Appl Ex 3j

Application Exercise 3j: Electric Vehicle Incentive 2025-2028

  1. Describe how providing a rebate can incentivise businesses to behave in specific ways. Use the DRIVEN Charger Rebate Stream to illustrate.

A rebate is a financial incentive provided by the government that reduces the effective cost of an investment or activity. By lowering costs, it increases the expected profitability of engaging in that activity.  In the case of the DRIVEN Charger Rebate Stream, the Victorian Government is subsidising the installation of EV chargers by offering up to $3,000 per charger (up to $20,000 per site). This reduces the cost faced by dealerships and repairers. As a result, businesses are more likely to install EV chargers because their initial investment cost falls, expected returns increase and the risk associated with transitioning to EV servicing decreases. This means that the rebate incentivises automotive businesses to transition toward EV-related infrastructure.

  1. Describe the economic relationship between ‘charging stations’ and ‘EVs’.

Charging stations and EVs are complementary goods given that they are consumed together, where an increase in the availability or demand for one increases the demand for the other.  As the number of charging stations increases, EVs become more convenient and practical to own, which increases the demand for EVs. Similarly, an increase in EV ownership increases the demand for charging infrastructure. 

3. Demand and supply diagram

4. The DRIVEN Charger Rebate increases the availability of charging infrastructure. Since charging stations are complements of EVs, this increases demand for EVs and shifts the demand curve from D1 to D2.  This results in an increase in both the equilibrium price (from P1 to P2) and the equilibrium quantity (from Q1 to Q2). Thus, the rebate results in greater EV uptake via the increased demand.

  1. Explain how the change in relative prices causes a reallocation of resources. Use the change in the market for EVs to illustrate.

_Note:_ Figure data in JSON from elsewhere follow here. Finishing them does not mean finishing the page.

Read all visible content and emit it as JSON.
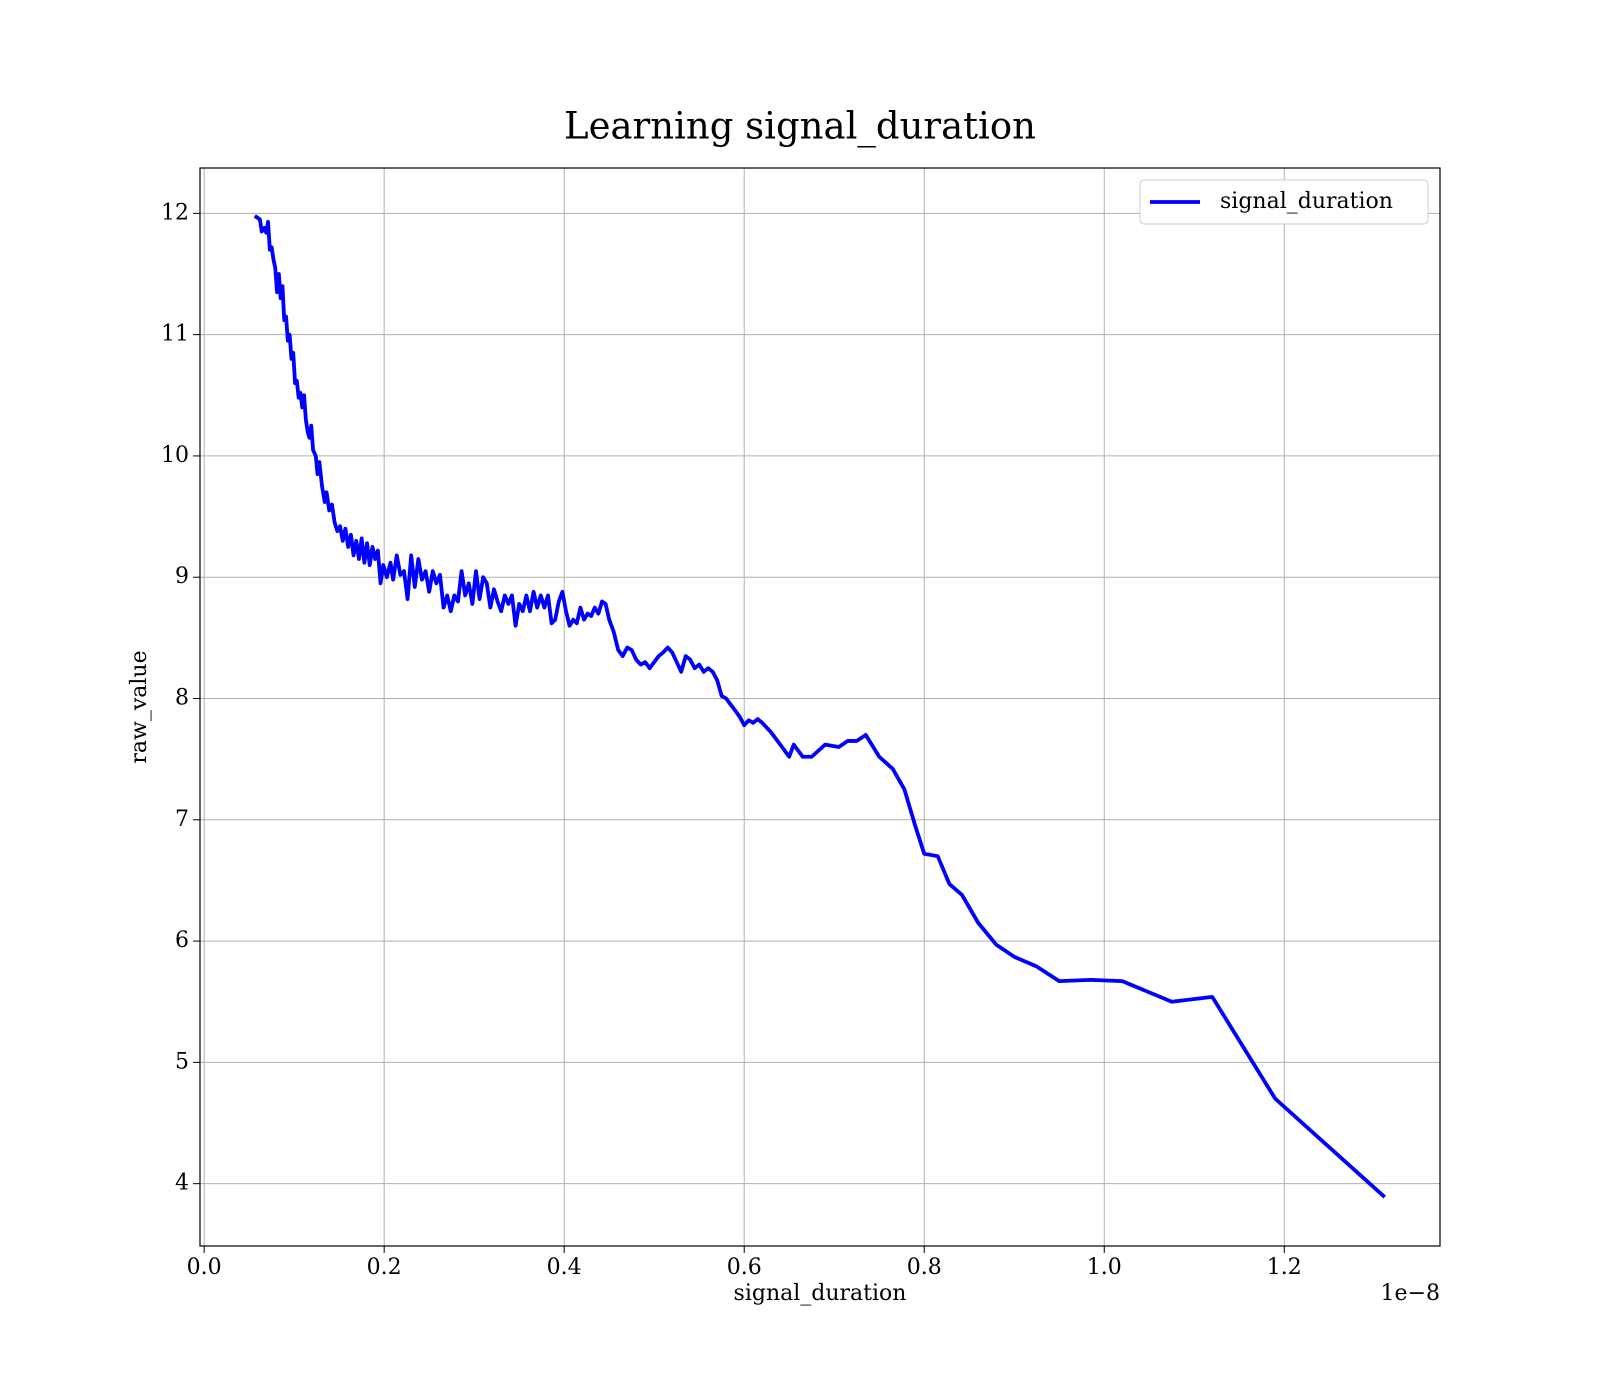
{
  "chart_data": {
    "type": "line",
    "title": "Learning signal_duration",
    "x_label": "signal_duration",
    "y_label": "raw_value",
    "x_offset_label": "1e−8",
    "x": [
      0.058,
      0.062,
      0.064,
      0.067,
      0.069,
      0.071,
      0.073,
      0.075,
      0.077,
      0.079,
      0.081,
      0.083,
      0.085,
      0.087,
      0.089,
      0.091,
      0.093,
      0.095,
      0.097,
      0.099,
      0.101,
      0.103,
      0.105,
      0.107,
      0.109,
      0.111,
      0.113,
      0.115,
      0.117,
      0.119,
      0.121,
      0.124,
      0.126,
      0.128,
      0.131,
      0.134,
      0.136,
      0.139,
      0.142,
      0.145,
      0.148,
      0.151,
      0.154,
      0.157,
      0.16,
      0.163,
      0.166,
      0.169,
      0.172,
      0.175,
      0.178,
      0.181,
      0.184,
      0.187,
      0.19,
      0.193,
      0.196,
      0.199,
      0.203,
      0.207,
      0.21,
      0.214,
      0.218,
      0.222,
      0.226,
      0.23,
      0.234,
      0.238,
      0.242,
      0.246,
      0.25,
      0.254,
      0.258,
      0.262,
      0.266,
      0.27,
      0.274,
      0.278,
      0.282,
      0.286,
      0.29,
      0.294,
      0.298,
      0.302,
      0.306,
      0.31,
      0.314,
      0.318,
      0.322,
      0.326,
      0.33,
      0.334,
      0.338,
      0.342,
      0.346,
      0.35,
      0.354,
      0.358,
      0.362,
      0.366,
      0.37,
      0.374,
      0.378,
      0.382,
      0.386,
      0.39,
      0.394,
      0.398,
      0.402,
      0.406,
      0.41,
      0.414,
      0.418,
      0.422,
      0.426,
      0.43,
      0.434,
      0.438,
      0.442,
      0.446,
      0.45,
      0.455,
      0.46,
      0.465,
      0.47,
      0.475,
      0.48,
      0.485,
      0.49,
      0.495,
      0.5,
      0.505,
      0.51,
      0.515,
      0.52,
      0.525,
      0.53,
      0.535,
      0.54,
      0.545,
      0.55,
      0.555,
      0.56,
      0.565,
      0.57,
      0.575,
      0.58,
      0.585,
      0.59,
      0.595,
      0.6,
      0.605,
      0.61,
      0.615,
      0.62,
      0.63,
      0.64,
      0.65,
      0.655,
      0.665,
      0.675,
      0.69,
      0.705,
      0.715,
      0.725,
      0.735,
      0.75,
      0.765,
      0.778,
      0.79,
      0.8,
      0.815,
      0.828,
      0.842,
      0.86,
      0.88,
      0.9,
      0.925,
      0.95,
      0.985,
      1.02,
      1.075,
      1.12,
      1.19,
      1.31
    ],
    "series": [
      {
        "name": "signal_duration",
        "color": "#0000ff",
        "values": [
          11.97,
          11.95,
          11.85,
          11.88,
          11.84,
          11.93,
          11.7,
          11.72,
          11.62,
          11.55,
          11.35,
          11.5,
          11.3,
          11.4,
          11.12,
          11.15,
          10.95,
          11.0,
          10.8,
          10.85,
          10.6,
          10.62,
          10.48,
          10.52,
          10.4,
          10.5,
          10.3,
          10.2,
          10.15,
          10.25,
          10.05,
          10.0,
          9.85,
          9.95,
          9.75,
          9.62,
          9.7,
          9.55,
          9.6,
          9.45,
          9.38,
          9.42,
          9.3,
          9.4,
          9.25,
          9.35,
          9.18,
          9.3,
          9.15,
          9.32,
          9.12,
          9.28,
          9.1,
          9.25,
          9.15,
          9.22,
          8.95,
          9.1,
          9.0,
          9.12,
          8.98,
          9.18,
          9.02,
          9.05,
          8.82,
          9.18,
          8.92,
          9.15,
          8.98,
          9.05,
          8.88,
          9.05,
          8.95,
          9.02,
          8.75,
          8.85,
          8.72,
          8.85,
          8.8,
          9.05,
          8.85,
          8.95,
          8.78,
          9.05,
          8.82,
          9.0,
          8.95,
          8.75,
          8.9,
          8.8,
          8.72,
          8.85,
          8.78,
          8.85,
          8.6,
          8.78,
          8.72,
          8.85,
          8.72,
          8.88,
          8.75,
          8.85,
          8.75,
          8.85,
          8.62,
          8.65,
          8.8,
          8.88,
          8.72,
          8.6,
          8.65,
          8.62,
          8.75,
          8.65,
          8.7,
          8.68,
          8.75,
          8.7,
          8.8,
          8.78,
          8.65,
          8.55,
          8.4,
          8.35,
          8.42,
          8.4,
          8.32,
          8.28,
          8.3,
          8.25,
          8.3,
          8.35,
          8.38,
          8.42,
          8.38,
          8.3,
          8.22,
          8.35,
          8.32,
          8.25,
          8.28,
          8.22,
          8.25,
          8.22,
          8.15,
          8.02,
          8.0,
          7.95,
          7.9,
          7.85,
          7.78,
          7.82,
          7.8,
          7.83,
          7.8,
          7.72,
          7.62,
          7.52,
          7.62,
          7.52,
          7.52,
          7.62,
          7.6,
          7.65,
          7.65,
          7.7,
          7.52,
          7.42,
          7.25,
          6.95,
          6.72,
          6.7,
          6.47,
          6.38,
          6.15,
          5.97,
          5.87,
          5.79,
          5.67,
          5.68,
          5.67,
          5.5,
          5.54,
          4.7,
          3.9
        ]
      }
    ],
    "xlim": [
      -0.0046,
      1.373
    ],
    "ylim": [
      3.486,
      12.374
    ],
    "xticks": [
      {
        "value": 0,
        "label": "0.0"
      },
      0.2,
      0.4,
      0.6,
      0.8,
      {
        "value": 1,
        "label": "1.0"
      },
      1.2
    ],
    "yticks": [
      4,
      5,
      6,
      7,
      8,
      9,
      10,
      11,
      12
    ],
    "grid": true,
    "legend": "upper right"
  }
}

As demand for EVs increases, the equilibrium price of EVs rises relative to internal combustion engine (ICE) vehicles. This higher relative price signals increased consumer preference for EVs, increases potential profits for EV producers and therefore attracts more resources (e.g. labour and capital) into EV production. At the same time, relatively lower demand for ICE vehicles exerts downward pressure on profitability in that market, leading to fewer resources being allocated to it and reallocation elsewhere. Accordingly, price signals in a market economy reallocate scarce resources toward EV production and away from traditional ICE vehicles.

  1. Explain how the government could introduce a consumer incentive to further accelerate the uptake of EVs.

The government could introduce a direct consumer subsidy or rebate for purchasing an EV, including initiatives such as a $10,000 rebate to EV buyers, a reduction of stamp duty or other government-imposed charges and/or providing tax credits. A consumer subsidy lowers the effective purchase price, increasing quantity demanded and resulting in a rightward shift of the demand curve for EVs. This accelerates the transition to EVs and supports emissions-reduction objectives, leading to a higher equilibrium price and quantity over time.

  1. Explain how the government could introduce a consumer disincentive to further accelerate the uptake of EVs.

The government could impose a tax or stringent regulations on ICE vehicles. This might include higher registration fees, increased fuel excise, or emissions-based taxes. These types of initiatives would increase the cost of driving these vehicles, reducing their demand. As ICE vehicles become relatively more expensive compared to EVs, consumers will, over time, substitute toward EVs. This change in relative prices encourages a reallocation of resources toward EV production and away from petrol vehicles.